COLUMBIA, Mo. (AP) — Protesters credited with helping oust the University of Missouri System’s president and the head of its flagship campus welcomed reporters to cover their demonstrations Tuesday, a day after a videotaped clash between some protesters and a student photographer drew media condemnation as an affront to the free press.
Activists removed yard signs warning the media to stay away from a grassy area of campus that has served as an impromptu campsite for the protesters in recent days. Concerned Student 1950, a group which led the protests, put out fliers titled “Teachable Moment” that encouraged demonstrators to cooperate with the media.
“The media is important to tell our story and experiences at Mizzou to the world,” the flier read. “Let’s welcome and thank them.”
That embrace stood in sharp contrast to Monday, when protesters chanted “Hey hey, ho ho. Reporters have got to go,” and some of them tried to block a freelance student photographer from covering protesters’ celebratory reaction to the system president’s departure over what they saw as indifference to racial tensions at the school.
Video of the incident shot by student Mark Schierbecker and posted to YouTube (https://bit.ly/20K6AtG ) had more than 644,000 views as of early Tuesday afternoon.
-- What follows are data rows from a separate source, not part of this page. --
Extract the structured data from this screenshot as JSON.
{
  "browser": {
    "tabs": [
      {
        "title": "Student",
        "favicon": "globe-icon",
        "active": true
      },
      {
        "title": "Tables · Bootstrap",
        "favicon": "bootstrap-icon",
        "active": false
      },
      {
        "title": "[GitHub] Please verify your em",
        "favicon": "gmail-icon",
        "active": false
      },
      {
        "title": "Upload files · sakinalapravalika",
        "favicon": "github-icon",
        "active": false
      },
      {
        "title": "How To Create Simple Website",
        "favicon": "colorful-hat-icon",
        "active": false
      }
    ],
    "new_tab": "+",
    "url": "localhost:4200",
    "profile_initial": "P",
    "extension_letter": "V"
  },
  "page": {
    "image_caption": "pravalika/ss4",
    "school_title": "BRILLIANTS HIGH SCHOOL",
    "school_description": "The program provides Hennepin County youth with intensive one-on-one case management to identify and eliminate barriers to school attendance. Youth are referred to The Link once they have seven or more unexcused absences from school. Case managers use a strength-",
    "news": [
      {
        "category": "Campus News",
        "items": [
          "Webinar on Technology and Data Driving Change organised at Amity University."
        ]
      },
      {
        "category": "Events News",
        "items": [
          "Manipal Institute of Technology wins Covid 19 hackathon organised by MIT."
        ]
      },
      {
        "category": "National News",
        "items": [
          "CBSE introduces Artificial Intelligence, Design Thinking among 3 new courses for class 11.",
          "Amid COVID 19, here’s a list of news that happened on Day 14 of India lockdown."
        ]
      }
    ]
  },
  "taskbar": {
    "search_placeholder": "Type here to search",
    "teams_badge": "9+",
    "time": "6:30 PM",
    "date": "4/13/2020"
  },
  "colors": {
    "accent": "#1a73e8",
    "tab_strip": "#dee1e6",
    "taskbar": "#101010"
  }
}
It shows one protester telling photographer Tim Tai, a student working freelance for ESPN, to “leave these students alone” in their “personal space.” Moments later, a protester identified as Melissa Click, an assistant professor in Missouri’s communications department, is seen confronting Schierbecker and calling for “muscle” to help remove him from the protest area.
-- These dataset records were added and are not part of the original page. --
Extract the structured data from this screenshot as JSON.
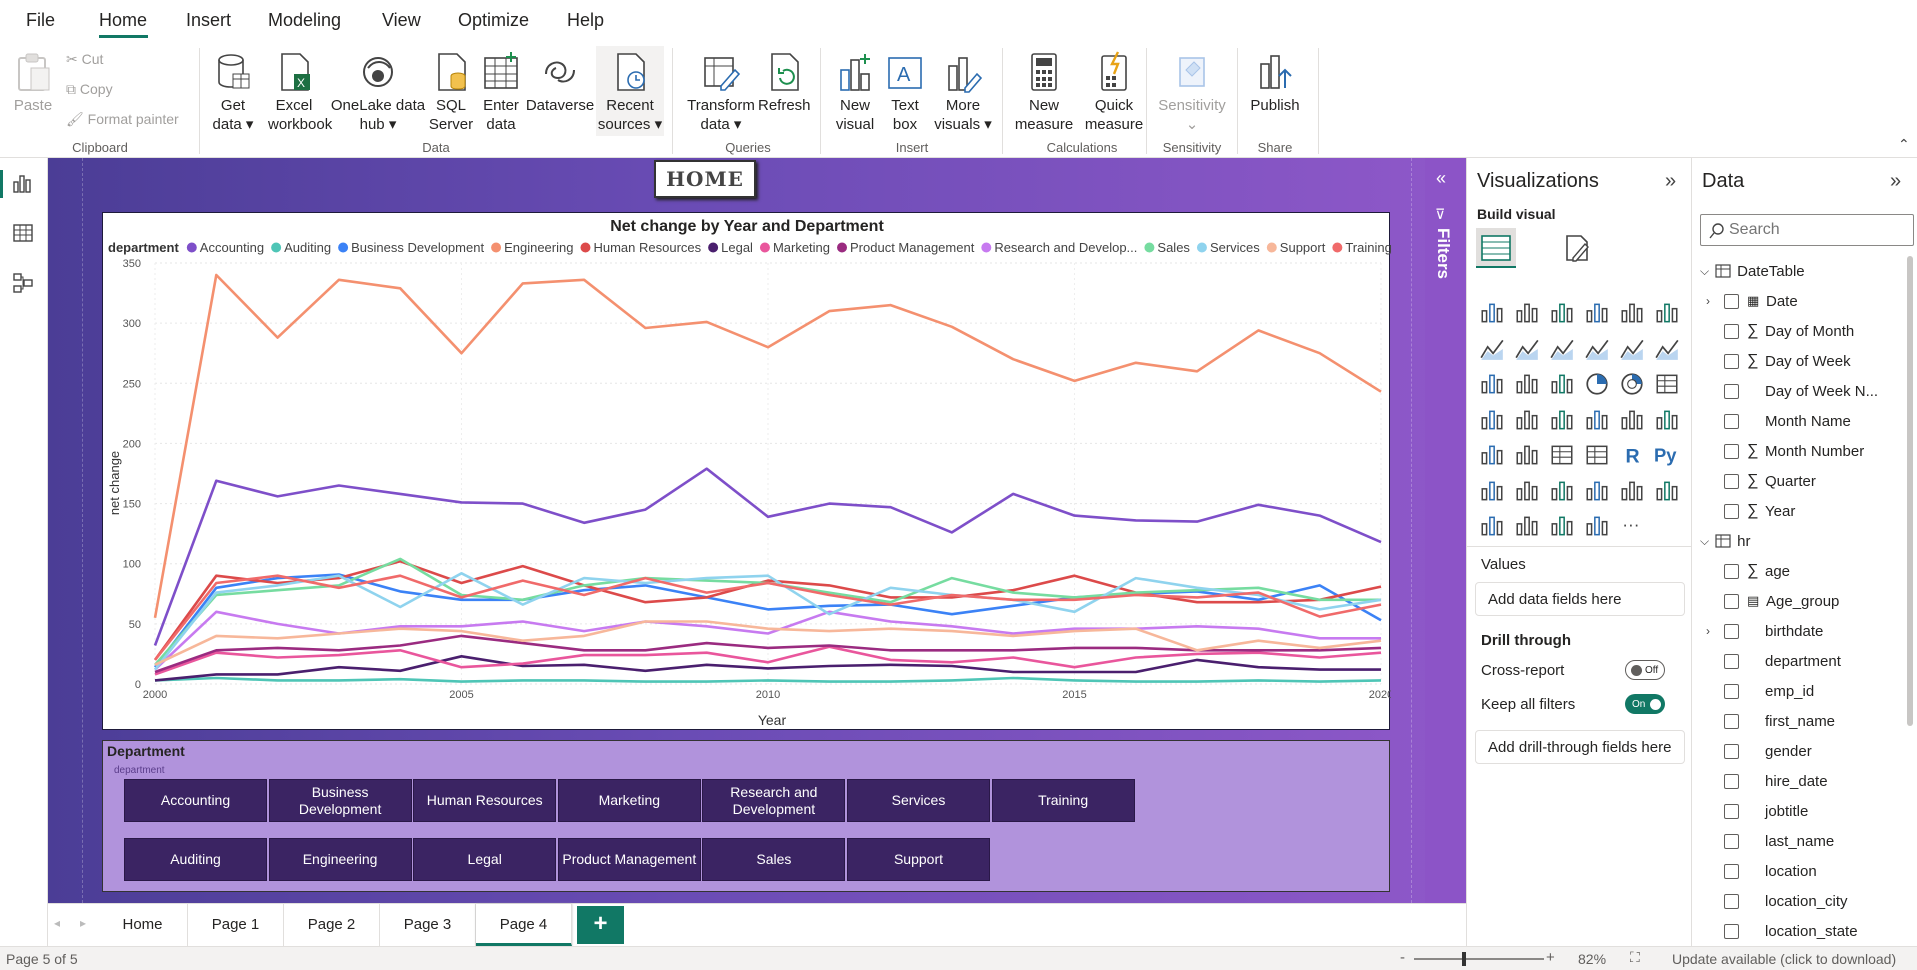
{
  "menu": {
    "items": [
      "File",
      "Home",
      "Insert",
      "Modeling",
      "View",
      "Optimize",
      "Help"
    ],
    "active": "Home"
  },
  "ribbon": {
    "clipboard": {
      "paste": "Paste",
      "cut": "Cut",
      "copy": "Copy",
      "format_painter": "Format painter",
      "label": "Clipboard"
    },
    "data": {
      "get_data_1": "Get",
      "get_data_2": "data",
      "excel_1": "Excel",
      "excel_2": "workbook",
      "onelake_1": "OneLake data",
      "onelake_2": "hub",
      "sql_1": "SQL",
      "sql_2": "Server",
      "enter_1": "Enter",
      "enter_2": "data",
      "dataverse": "Dataverse",
      "recent_1": "Recent",
      "recent_2": "sources",
      "label": "Data"
    },
    "queries": {
      "transform_1": "Transform",
      "transform_2": "data",
      "refresh": "Refresh",
      "label": "Queries"
    },
    "insert": {
      "new_visual_1": "New",
      "new_visual_2": "visual",
      "text_box_1": "Text",
      "text_box_2": "box",
      "more_visuals_1": "More",
      "more_visuals_2": "visuals",
      "label": "Insert"
    },
    "calculations": {
      "new_measure_1": "New",
      "new_measure_2": "measure",
      "quick_measure_1": "Quick",
      "quick_measure_2": "measure",
      "label": "Calculations"
    },
    "sensitivity": {
      "sensitivity": "Sensitivity",
      "label": "Sensitivity"
    },
    "share": {
      "publish": "Publish",
      "label": "Share"
    }
  },
  "canvas": {
    "home_button": "HOME"
  },
  "chart_data": {
    "type": "line",
    "title": "Net change by Year and Department",
    "legend_title": "department",
    "xlabel": "Year",
    "ylabel": "net change",
    "ylim": [
      0,
      350
    ],
    "xlim": [
      2000,
      2020
    ],
    "yticks": [
      0,
      50,
      100,
      150,
      200,
      250,
      300,
      350
    ],
    "xticks": [
      2000,
      2005,
      2010,
      2015,
      2020
    ],
    "x": [
      2000,
      2001,
      2002,
      2003,
      2004,
      2005,
      2006,
      2007,
      2008,
      2009,
      2010,
      2011,
      2012,
      2013,
      2014,
      2015,
      2016,
      2017,
      2018,
      2019,
      2020
    ],
    "series": [
      {
        "name": "Accounting",
        "color": "#7e4fc9",
        "values": [
          32,
          169,
          156,
          165,
          158,
          151,
          150,
          134,
          145,
          179,
          139,
          150,
          147,
          126,
          158,
          140,
          136,
          135,
          149,
          140,
          118
        ]
      },
      {
        "name": "Auditing",
        "color": "#4ec5b6",
        "values": [
          3,
          5,
          3,
          3,
          4,
          2,
          3,
          3,
          2,
          2,
          3,
          2,
          2,
          3,
          5,
          3,
          2,
          2,
          3,
          2,
          3
        ]
      },
      {
        "name": "Business Development",
        "color": "#3b82f6",
        "values": [
          14,
          80,
          88,
          91,
          77,
          70,
          70,
          78,
          82,
          72,
          62,
          65,
          66,
          58,
          65,
          72,
          75,
          77,
          70,
          82,
          53
        ]
      },
      {
        "name": "Engineering",
        "color": "#f4906f",
        "values": [
          55,
          340,
          288,
          336,
          329,
          275,
          333,
          336,
          296,
          301,
          280,
          310,
          315,
          297,
          270,
          252,
          267,
          260,
          294,
          275,
          243
        ]
      },
      {
        "name": "Human Resources",
        "color": "#dc4a4a",
        "values": [
          20,
          90,
          84,
          88,
          102,
          84,
          98,
          82,
          68,
          72,
          86,
          82,
          72,
          72,
          78,
          90,
          76,
          68,
          68,
          70,
          81
        ]
      },
      {
        "name": "Legal",
        "color": "#4a1f6e",
        "values": [
          3,
          8,
          8,
          14,
          11,
          23,
          15,
          16,
          11,
          16,
          13,
          15,
          16,
          15,
          10,
          10,
          10,
          20,
          14,
          12,
          12
        ]
      },
      {
        "name": "Marketing",
        "color": "#e9569c",
        "values": [
          8,
          26,
          22,
          24,
          28,
          14,
          17,
          24,
          24,
          26,
          18,
          31,
          20,
          18,
          22,
          14,
          22,
          25,
          26,
          22,
          26
        ]
      },
      {
        "name": "Product Management",
        "color": "#9a2b80",
        "values": [
          10,
          28,
          30,
          28,
          32,
          40,
          34,
          28,
          28,
          34,
          30,
          32,
          28,
          28,
          28,
          30,
          30,
          28,
          28,
          28,
          30
        ]
      },
      {
        "name": "Research and Development",
        "color": "#c77af0",
        "values": [
          12,
          60,
          50,
          42,
          48,
          48,
          52,
          44,
          52,
          48,
          42,
          60,
          52,
          48,
          42,
          46,
          46,
          48,
          46,
          38,
          38
        ]
      },
      {
        "name": "Sales",
        "color": "#76dca0",
        "values": [
          16,
          74,
          78,
          82,
          104,
          74,
          70,
          82,
          88,
          86,
          84,
          76,
          68,
          88,
          76,
          72,
          76,
          78,
          80,
          70,
          70
        ]
      },
      {
        "name": "Services",
        "color": "#8fd3ee",
        "values": [
          12,
          76,
          82,
          90,
          64,
          92,
          66,
          88,
          84,
          88,
          90,
          58,
          80,
          74,
          70,
          60,
          88,
          80,
          74,
          62,
          70
        ]
      },
      {
        "name": "Support",
        "color": "#f7b79a",
        "values": [
          16,
          40,
          38,
          42,
          46,
          44,
          36,
          40,
          52,
          52,
          46,
          44,
          46,
          44,
          40,
          44,
          46,
          28,
          36,
          30,
          36
        ]
      },
      {
        "name": "Training",
        "color": "#f06a6a",
        "values": [
          20,
          84,
          90,
          80,
          90,
          72,
          86,
          74,
          88,
          76,
          84,
          74,
          66,
          74,
          70,
          70,
          74,
          72,
          76,
          56,
          66
        ]
      }
    ]
  },
  "slicer": {
    "title": "Department",
    "field": "department",
    "items": [
      "Accounting",
      "Business Development",
      "Human Resources",
      "Marketing",
      "Research and Development",
      "Services",
      "Training",
      "Auditing",
      "Engineering",
      "Legal",
      "Product Management",
      "Sales",
      "Support"
    ]
  },
  "filters": {
    "label": "Filters"
  },
  "tabs": {
    "items": [
      "Home",
      "Page 1",
      "Page 2",
      "Page 3",
      "Page 4"
    ],
    "active": "Page 4",
    "add": "+"
  },
  "status": {
    "page": "Page 5 of 5",
    "zoom": "82%",
    "update": "Update available (click to download)"
  },
  "viz": {
    "title": "Visualizations",
    "build": "Build visual",
    "values": "Values",
    "add_data": "Add data fields here",
    "drill": "Drill through",
    "cross_report": "Cross-report",
    "cross_state": "Off",
    "keep_filters": "Keep all filters",
    "keep_state": "On",
    "add_drill": "Add drill-through fields here"
  },
  "data_pane": {
    "title": "Data",
    "search_placeholder": "Search",
    "tables": [
      {
        "name": "DateTable",
        "fields": [
          {
            "name": "Date",
            "type": "calendar",
            "expand": true
          },
          {
            "name": "Day of Month",
            "type": "sum"
          },
          {
            "name": "Day of Week",
            "type": "sum"
          },
          {
            "name": "Day of Week N...",
            "type": "text"
          },
          {
            "name": "Month Name",
            "type": "text"
          },
          {
            "name": "Month Number",
            "type": "sum"
          },
          {
            "name": "Quarter",
            "type": "sum"
          },
          {
            "name": "Year",
            "type": "sum"
          }
        ]
      },
      {
        "name": "hr",
        "fields": [
          {
            "name": "age",
            "type": "sum"
          },
          {
            "name": "Age_group",
            "type": "calc"
          },
          {
            "name": "birthdate",
            "type": "text",
            "expand": true
          },
          {
            "name": "department",
            "type": "text"
          },
          {
            "name": "emp_id",
            "type": "text"
          },
          {
            "name": "first_name",
            "type": "text"
          },
          {
            "name": "gender",
            "type": "text"
          },
          {
            "name": "hire_date",
            "type": "text"
          },
          {
            "name": "jobtitle",
            "type": "text"
          },
          {
            "name": "last_name",
            "type": "text"
          },
          {
            "name": "location",
            "type": "text"
          },
          {
            "name": "location_city",
            "type": "text"
          },
          {
            "name": "location_state",
            "type": "text"
          }
        ]
      }
    ]
  }
}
Tai can be heard telling those who confronted him, “I have a job to do,” and that he has as much right to photograph the event as the protesters do to gather in the public space.
Click, whose department is separate from Missouri’s esteemed journalism school, didn’t respond to emails or voicemails seeking comment Tuesday. Her office voicemail wasn’t accepting new messages and a school spokeswoman didn’t respond to a message seeking comment.
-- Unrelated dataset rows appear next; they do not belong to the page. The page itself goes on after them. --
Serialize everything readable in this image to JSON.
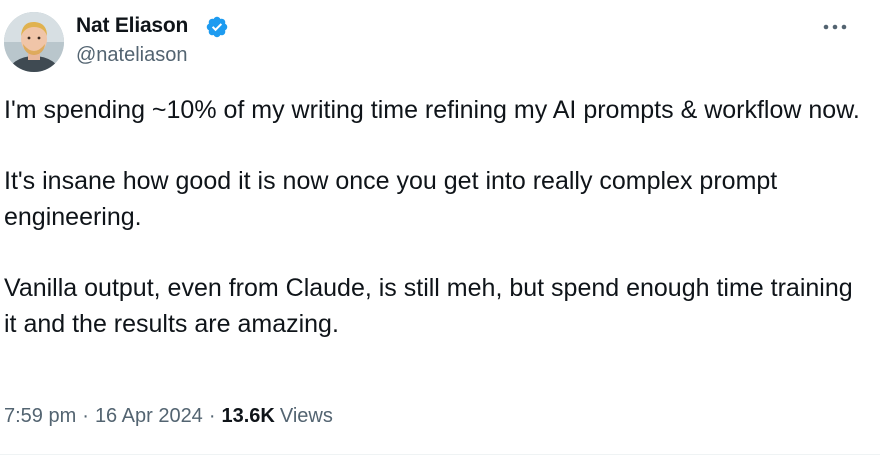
{
  "author": {
    "name": "Nat Eliason",
    "handle": "@nateliason",
    "verified": true
  },
  "tweet": {
    "paragraphs": [
      "I'm spending ~10% of my writing time refining my AI prompts & workflow now.",
      "It's insane how good it is now once you get into really complex prompt engineering.",
      "Vanilla output, even from Claude, is still meh, but spend enough time training it and the results are amazing."
    ]
  },
  "meta": {
    "time": "7:59 pm",
    "separator": "·",
    "date": "16 Apr 2024",
    "views_count": "13.6K",
    "views_label": "Views"
  },
  "icons": {
    "verified": "verified-badge-icon",
    "more": "more-options-icon"
  },
  "colors": {
    "text": "#0f1419",
    "secondary": "#536471",
    "verified": "#1d9bf0"
  }
}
David Kurpius, the dean of the journalism school, said Tuesday that Click wasn’t on that school’s faculty. The faculty on Tuesday was considering whether to strip Click of her “courtesy title,” which allows her as part of the university’s College of Arts and Science to serve on graduate committees from other academic units.
In a news statement, Kurpius praised Tai for how he dealt with Monday’s confrontation, saying he “handled himself professionally and with poise.”
The deans of the journalism school and college of arts and science didn’t return messages seeking comment.
Ken Paulson, a 1975 Missouri journalism alumnus who heads the First Amendment Center at the Newseum, credited Tai with being “exactly right,” calling him “both professional and eloquent in his defense of freedom of the press.”
“His job is to report the news in a public place, and nothing is more public than the grounds of a public university,” said Paulson, dean of Middle Tennessee State University’s media and entertainment college.
While cautioning that the protest movement shouldn’t be tarnished by the video, Paulson added that “all journalists face confrontations now and then, and all you can do is quietly assert your right to record history.”